Page Ownership Inheritance
Page owners control the way that ownership is determined for new pages that are created from their pages.
By keeping ownership, they keep control over the way that any immediate or indirect offspring pages are used, since the ownership inheritance setting is, itself, inherited. Thus they delegate specific operations, but retain control over the policies.
By allowing ownership to the page creators, they enable the page creators to set their own policies - essentially, delegating complete authority over the subpages.
By selecting both - ie, original owner and new page creator getting ownership of the new page - the original owner can keep a hand in the regulations for the subpages.
Policy Scenarios
These basic operational regulations together with the ability to specify how the control over the regulations is passed on enables a wide range of policies within any region of a wiki. Page owners can establish policies for a wide range of community dynamics, from classic wiki's free-wheeling, open policies, to completely constrained. Below are some salient scenarios, within hints about implementing them.
- Classic wiki
- By setting regulations wide open, but retaining ownership, all pages created from their page will be wide open, and page creators cannot change the regulations to constrain operations. The original page owner can enable or disable ZWiki enhancements, like immediate rename and delete, depending on how closely they want to emulate the classic wiki.
Perhaps more interesting, page owners can hand off control over the wiki subregions springing from their page, in finely tuned ways.
- Page owner delegates control over contents of particular subpages
- By creating the pages and specifying the particular users that have (only) edit privileges there.

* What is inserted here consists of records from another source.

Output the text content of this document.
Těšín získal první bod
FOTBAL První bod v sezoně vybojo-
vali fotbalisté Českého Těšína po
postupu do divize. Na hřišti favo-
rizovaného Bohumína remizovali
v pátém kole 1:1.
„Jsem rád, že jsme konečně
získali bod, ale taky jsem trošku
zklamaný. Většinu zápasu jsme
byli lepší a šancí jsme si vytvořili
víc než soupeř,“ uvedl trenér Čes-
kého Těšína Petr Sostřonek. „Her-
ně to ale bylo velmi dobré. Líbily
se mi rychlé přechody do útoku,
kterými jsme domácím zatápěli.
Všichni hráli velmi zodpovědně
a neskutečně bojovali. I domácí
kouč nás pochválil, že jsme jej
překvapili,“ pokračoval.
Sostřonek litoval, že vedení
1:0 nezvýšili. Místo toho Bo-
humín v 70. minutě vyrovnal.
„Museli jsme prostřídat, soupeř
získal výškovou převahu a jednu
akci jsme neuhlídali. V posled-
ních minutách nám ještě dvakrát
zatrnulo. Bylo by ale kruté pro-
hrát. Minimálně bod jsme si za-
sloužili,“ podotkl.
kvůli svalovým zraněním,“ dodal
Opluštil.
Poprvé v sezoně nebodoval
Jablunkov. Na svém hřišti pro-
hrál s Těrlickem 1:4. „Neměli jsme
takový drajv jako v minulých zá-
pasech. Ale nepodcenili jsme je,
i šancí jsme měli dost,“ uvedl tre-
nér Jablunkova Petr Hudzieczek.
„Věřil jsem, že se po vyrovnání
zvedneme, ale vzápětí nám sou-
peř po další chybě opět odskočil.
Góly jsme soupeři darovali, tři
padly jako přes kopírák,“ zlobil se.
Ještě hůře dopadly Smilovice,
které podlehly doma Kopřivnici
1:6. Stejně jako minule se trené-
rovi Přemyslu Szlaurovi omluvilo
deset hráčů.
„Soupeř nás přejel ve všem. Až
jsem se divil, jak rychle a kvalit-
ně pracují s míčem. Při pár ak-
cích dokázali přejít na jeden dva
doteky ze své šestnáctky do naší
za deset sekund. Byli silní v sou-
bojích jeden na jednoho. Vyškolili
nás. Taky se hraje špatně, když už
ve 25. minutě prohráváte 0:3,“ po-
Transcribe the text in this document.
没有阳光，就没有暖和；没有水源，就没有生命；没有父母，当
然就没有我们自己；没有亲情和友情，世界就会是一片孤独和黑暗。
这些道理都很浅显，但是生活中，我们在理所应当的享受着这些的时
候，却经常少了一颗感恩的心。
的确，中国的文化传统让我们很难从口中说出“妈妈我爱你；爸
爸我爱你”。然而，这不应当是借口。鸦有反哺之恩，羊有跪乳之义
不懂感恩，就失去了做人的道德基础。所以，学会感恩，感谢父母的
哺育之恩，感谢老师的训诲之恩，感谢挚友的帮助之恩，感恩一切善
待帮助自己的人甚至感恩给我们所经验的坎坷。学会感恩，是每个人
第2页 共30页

- Page owner delegates control of subtopic or project areas
- By creating the links to the subpages for the subtopics, and arranging for the target owners to click the ? question marks and create the subpages. By granting ownership of subpages to the creators, the creators get full authority over the subpages, to change as they might wish and to set policies for delegation to others, as they wish.
- Page owner opens a subtopic for a free-for-all
- By creating a subpage and enabling all operations to all visitors (or to logged in visitors, if responsibility auditing is desired), but retaining ownership for themselves. Essentially, the original page owner creates a "classic"-style subregion.
- Page owner creates a discussion page
- By creating a subpage
where anyone can append comments, but the page owner (and anyone
they designate) has edit privileges. This way the page owner and
lieutenants can edit the discussion text to make in-line response
acknowledgement marks, consolidate mature discussions, etc.
By opening the
create
privilege, in addition, the original page owner enables commentators to spawn offspring discussion pages of their own. The original owner can determine whether or not those offspring pages are constrained to the original discussion format, by deciding whether or not to retain ownership of the spawned pages...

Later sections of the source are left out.